То, что я говорил про утро казни – не преувеличение, не вымысел. Каждый день совершалась трагедия, каждый день был последним. Пробуждение казалось страшнее любого кошмара. Я чувствовал смертельную необходимость полежать, примириться, успокоиться – я был пригвожден ею к постели. Но едва пробудившееся сознание уже знало: на все раздумья – не более пяти секунд. Их отмеривали шаги, раздававшиеся в коридоре – и означавшие неотвратимость. Знала ли бабушка, какой смертельной тоской и мучением отзывались они в моей душе? Я был зверем, разбуженным в пещере шумом приближавшейся охоты. Инстинкт ясно говорил мне: сбежать нельзя, они уже здесь, поздно. Тело мое сжимал утробный страх, и мелкая дрожь начинала бродить по нему, ожидая прикосновения действительности – той, что за пределами кровати. Проваливаясь ночью и выныривая утром, я чувствовал, что не прошло и минуты, что меня обманули. Головокружительное отчаяние, вопиющая несправедливость, абсолютная невозможность – я думал об этом. В то же мгновение возникал циферблат. Я видел каждую цифру – и как стрелка поочередно приближается к ним, разворачивая линию времени, где уже размечены события: пробуждение, завтрак, чистка зубов, лежание в кровати, одевание, выход. Расстояние между двенадцатью и восьмеркой казалось немыслимо коротким. Немыслимым казалось совершить все так быстро, что не оставалось и минуты – на отдых, на размышления, на свободу. Линия времени страшно сжималась – сжималось и что-то в моем желудке, и сам я сжимался как пружина. Я вылезал во тьму – и через двадцать минут нежные объятия постели принимали меня обратно. Это была важная, жизненно необходимая традиция. Меч оставался занесенным, но была возможность удалиться, спрятаться, перенестись – настолько, насколько растягивалась ткань времени. Она бывала капризной и жестокой – но не чуждо ей было и милосердие. В эти мгновения я прощался со всем: с кроватью и со шкафом, с бабушкой и с дедушкой, с мультфильмами и вымышленными друзьями. В то же время я говорил «пока», зная, что вернусь – но что будет это нескоро. Так нескоро, как будто бы – никогда.

Свой путь на эшафот я знал наизусть.
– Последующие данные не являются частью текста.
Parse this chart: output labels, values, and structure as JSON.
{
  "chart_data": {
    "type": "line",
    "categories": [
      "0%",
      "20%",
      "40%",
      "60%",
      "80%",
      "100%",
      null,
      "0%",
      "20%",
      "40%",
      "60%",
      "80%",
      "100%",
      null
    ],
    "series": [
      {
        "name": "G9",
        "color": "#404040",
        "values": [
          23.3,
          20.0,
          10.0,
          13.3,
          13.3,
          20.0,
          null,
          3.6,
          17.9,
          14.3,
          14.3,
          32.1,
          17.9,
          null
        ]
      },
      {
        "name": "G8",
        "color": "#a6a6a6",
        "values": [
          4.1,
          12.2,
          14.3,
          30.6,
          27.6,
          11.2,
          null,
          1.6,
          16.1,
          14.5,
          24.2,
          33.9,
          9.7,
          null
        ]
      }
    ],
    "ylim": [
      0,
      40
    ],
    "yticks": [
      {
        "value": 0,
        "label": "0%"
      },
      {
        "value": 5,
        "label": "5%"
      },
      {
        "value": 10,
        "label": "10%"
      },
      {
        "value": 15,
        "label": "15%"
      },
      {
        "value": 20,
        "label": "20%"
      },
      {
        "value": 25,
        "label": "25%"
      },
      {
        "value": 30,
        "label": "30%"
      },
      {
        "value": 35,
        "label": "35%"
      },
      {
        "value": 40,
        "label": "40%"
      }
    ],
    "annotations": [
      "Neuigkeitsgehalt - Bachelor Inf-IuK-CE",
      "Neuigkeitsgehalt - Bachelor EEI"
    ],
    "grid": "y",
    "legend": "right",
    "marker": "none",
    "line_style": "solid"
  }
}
Начинаясь с порога квартиры, он доходил до конца дома и, миновав помойку, пересекал шоссе. Здесь находился перекресток. Он разделял мир на две половины – и светлая оставалась позади. Дальше были еще дома – и снова перекресток. В доме направо жили Арик, Талызина Ира, Дима Рудковский. Слева – многие, в их числе – Лара. Но я еще не знал ее. После оставались решетка, школьный двор – путь до дверей. Я не был тем беззаботным школьником, что бредет спокойно по улице, размахивая мешком, взбираясь на бордюры и перепрыгивая лужи, и все это – в одиночестве. Меня провожали. Но я не мог сказать ничего. Не мог сказать даже бабушке, услышав сочувствие – но не понимание. Да и можно ли было понять меня? Увидев меня изнутри, сердце облилось бы кровью, разрыдалось бы, поразилось. Зачем же так серьезно? Но все было серьезнее некуда. Я шел с осознанием приговора, думая, что не вернусь – и все же зная обратное. Все выглядело напрочь иррациональным. Я шел с таким чувством и видом, будто ожидал пыток и унижений – тогда как ждали меня товарищи и уроки. Я думал о себе в третьем лице. О маленьком и беспомощном ребенке, которого посылают на смерть. Маленький и беспомощный ребенок в постели, за завтраком и на улице – до чего мне было жаль его. Я почти плакал.

Да и трудно было не делать этого. Школа встречала доброй песней, от которой разрывалось сердце. Я не думал о том, что выше всех ростом и что многих умнее – я боялся. Боялся всего. Боялся уроков, боялся учительницу с ее взглядом, боялся неуважения товарищей, боялся быть беспомощным и запуганным – боялся быть. Боялся быть не как все, не справиться с тем, с чем справляются другие. Последнее было самым ужасным, постыдным, но главное – невероятным. Как же так: он тоже ходит в школу, тоже мальчик, тоже с портфелем, с домом и с родителями – но совершенно ничего не может! Не может решить пример. Не может вывести соединение. Не может выразительно читать. Не может лазить по канату. Не может выступить на празднике. Не может быть школьником. Не может быть. Это было преувеличением, мнительностью, болезнью – но это было, и с этим я жил. Живу и до сих пор. Но тогда все казалось безнадежным. Казалось, я не выдержу каждодневной пытки – ведь ей не видно конца. Половина субботы, воскресенье, сдавленность в желудке и снова – целая неделя. Ничего другого не вспоминается – и не было на самом деле.